All this, crowned with an able pamphlet on church turrets and Carillon machinery, did not advance my knowledge of Toy Spaniels. I speedily stopped advertising and went to the British Museum. There I spent many months confronted with innumerable books, arranged in countless rows round a room that appears considerably larger than the Albert Hall and Buckingham Palace combined, and had it not been for the kindness and intelligence of the officials I should be there to this day.

A liking for dogs runs in my family. Lord Byron, my great grandfather, wrote verses on his own dog which are too well known to quote, but the epitaph he wrote on a pet dog belonging to Lady Byron is not so well known:

Alas, poor Prim,

I'm sorry for him.

I'd rather by half

It had been Sir Ralph.

Sir Ralph Milbanke being his father-in-law, the verse has the usual caustic Byronic vigour.

Lady Byron had a Black-and-tan Toy Spaniel called Fairy. This dog had a very wavy coat, her eyes were extremely large and her nose short, but not short like the modern dogs. She had a curious temper and liked very few people. The poor thing came to an untimely end, being drowned in a garden tank at Moore place, Esher, in 1846. My father bred Blenheims for many years and owned Bulbul, who was full brother to Oxford Bob, sire of Champion Rollo. My mother also bred Bettina from Bulbul and Juliet, who was got for her by Miss Dillon and was of her strain. All these appear in the pedigrees of our show dogs. Seetsu Prince, Snowshower, Fairy Blossom, Storm King, Red Admiral, Kim, Duke Dorynski, Stuart King and Caris are all dogs directly descended from some of the Crabbet dogs.
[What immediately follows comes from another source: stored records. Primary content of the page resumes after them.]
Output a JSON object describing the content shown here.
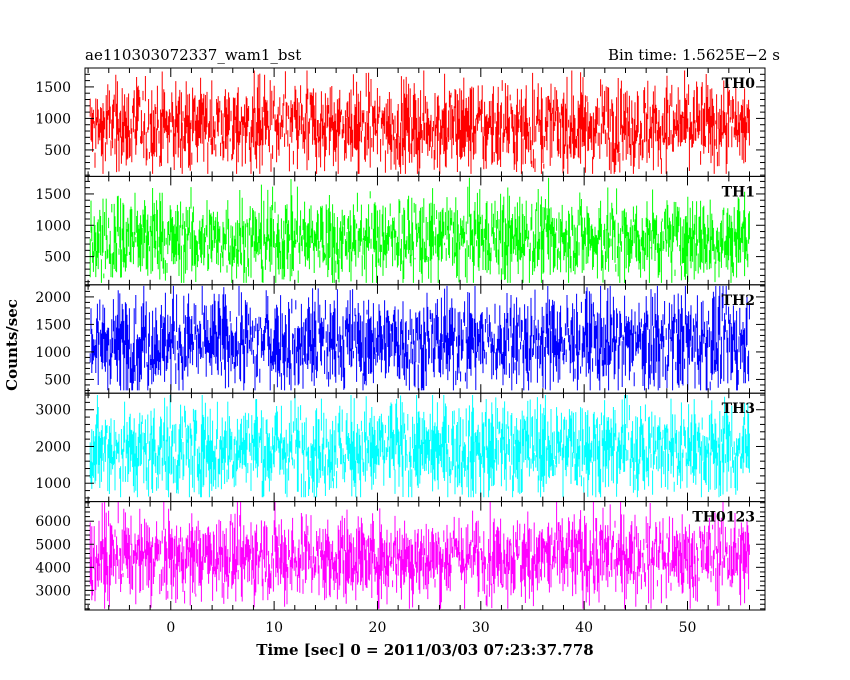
{
  "header": {
    "left": "ae110303072337_wam1_bst",
    "right": "Bin time: 1.5625E−2 s"
  },
  "chart_data": {
    "type": "line",
    "xlabel": "Time [sec] 0 = 2011/03/03 07:23:37.778",
    "ylabel": "Counts/sec",
    "xlim": [
      -8.3,
      57.5
    ],
    "x_range": [
      -7.8,
      56.0
    ],
    "bin_time_s": 0.015625,
    "x_ticks": [
      0,
      10,
      20,
      30,
      40,
      50
    ],
    "panels": [
      {
        "name": "TH0",
        "color": "#ff0000",
        "ylim": [
          80,
          1800
        ],
        "yticks": [
          500,
          1000,
          1500
        ],
        "mean": 870,
        "spread": 340,
        "floor": 120,
        "ceil": 1760
      },
      {
        "name": "TH1",
        "color": "#00ff00",
        "ylim": [
          50,
          1780
        ],
        "yticks": [
          500,
          1000,
          1500
        ],
        "mean": 780,
        "spread": 330,
        "floor": 80,
        "ceil": 1760
      },
      {
        "name": "TH2",
        "color": "#0000ff",
        "ylim": [
          250,
          2220
        ],
        "yticks": [
          500,
          1000,
          1500,
          2000
        ],
        "mean": 1180,
        "spread": 420,
        "floor": 300,
        "ceil": 2200
      },
      {
        "name": "TH3",
        "color": "#00ffff",
        "ylim": [
          500,
          3450
        ],
        "yticks": [
          1000,
          2000,
          3000
        ],
        "mean": 1950,
        "spread": 620,
        "floor": 620,
        "ceil": 3400
      },
      {
        "name": "TH0123",
        "color": "#ff00ff",
        "ylim": [
          2150,
          6850
        ],
        "yticks": [
          3000,
          4000,
          5000,
          6000
        ],
        "mean": 4450,
        "spread": 900,
        "floor": 2200,
        "ceil": 6850
      }
    ]
  }
}
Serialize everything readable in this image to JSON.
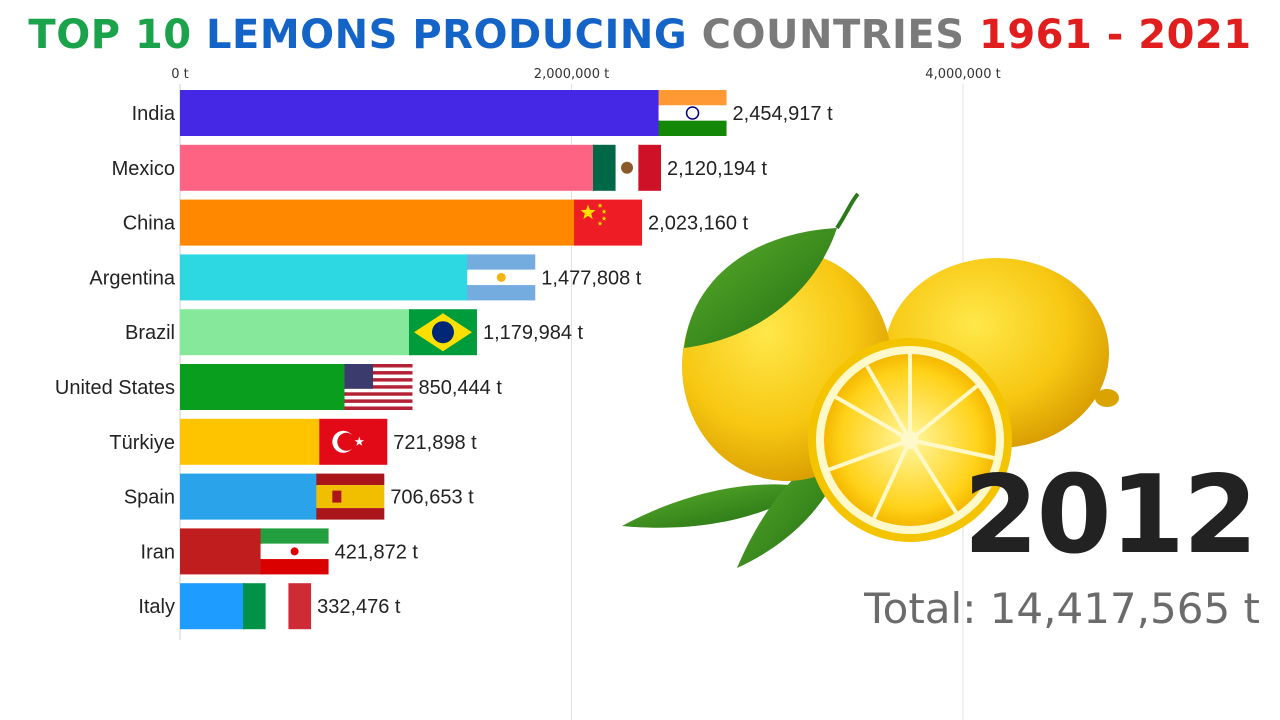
{
  "title": {
    "parts": [
      {
        "text": "TOP 10 ",
        "color": "#1aa34a"
      },
      {
        "text": "LEMONS PRODUCING ",
        "color": "#1464c8"
      },
      {
        "text": "COUNTRIES ",
        "color": "#7a7a7a"
      },
      {
        "text": "1961 - 2021",
        "color": "#e01e1e"
      }
    ]
  },
  "year": "2012",
  "total": "Total: 14,417,565 t",
  "chart_data": {
    "type": "bar",
    "orientation": "horizontal",
    "unit": "t",
    "xlim": [
      0,
      4000000
    ],
    "xticks": [
      0,
      2000000,
      4000000
    ],
    "xtick_labels": [
      "0 t",
      "2,000,000 t",
      "4,000,000 t"
    ],
    "grid": true,
    "categories": [
      "India",
      "Mexico",
      "China",
      "Argentina",
      "Brazil",
      "United States",
      "Türkiye",
      "Spain",
      "Iran",
      "Italy"
    ],
    "values": [
      2454917,
      2120194,
      2023160,
      1477808,
      1179984,
      850444,
      721898,
      706653,
      421872,
      332476
    ],
    "value_labels": [
      "2,454,917 t",
      "2,120,194 t",
      "2,023,160 t",
      "1,477,808 t",
      "1,179,984 t",
      "850,444 t",
      "721,898 t",
      "706,653 t",
      "421,872 t",
      "332,476 t"
    ],
    "colors": [
      "#4527e6",
      "#ff6384",
      "#ff8800",
      "#2dd8e3",
      "#86e89a",
      "#0a9e1e",
      "#ffc400",
      "#2aa3ea",
      "#c01e1e",
      "#1e9cff"
    ],
    "flags": [
      "india-flag",
      "mexico-flag",
      "china-flag",
      "argentina-flag",
      "brazil-flag",
      "usa-flag",
      "turkiye-flag",
      "spain-flag",
      "iran-flag",
      "italy-flag"
    ]
  },
  "illustration": "lemons-image"
}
I have kept Toy Spaniels from my earliest days, and shall never forget my first sight of a Blenheim Spaniel. I had gone with my mother to visit Miss Dillon in Oxfordshire, and when I awoke on the first morning there suddenly rushed into the room a wonderful thing all fluff and feather. It sprang on to my bed and danced about on my pillow, licking my face and rolling over in an ecstasy of youth and excitement. I thereupon fell head over ears in love with it. It was called Violet, and I could think and talk of nothing else. It nearly broke my heart to go away - in fact, I as good as asked to take it with me - and home was flat and dull after my late revels. Fortunately my nurse had been as much taken with the dog as I, and so we consoled ourselves by talking together of its perfections. Months went by, and then one day a basket arrived addressed to me. I opened it unsuspectingly, and out of it there came a tiny fairy thing that could have stood on a man's hand, a miniature Violet. It was fat, and it was square, and it wagged its little tail and pranced upon its little legs and forthwith tumbled head over heels, as puppies will, and I thought I had never seen anything so lovely.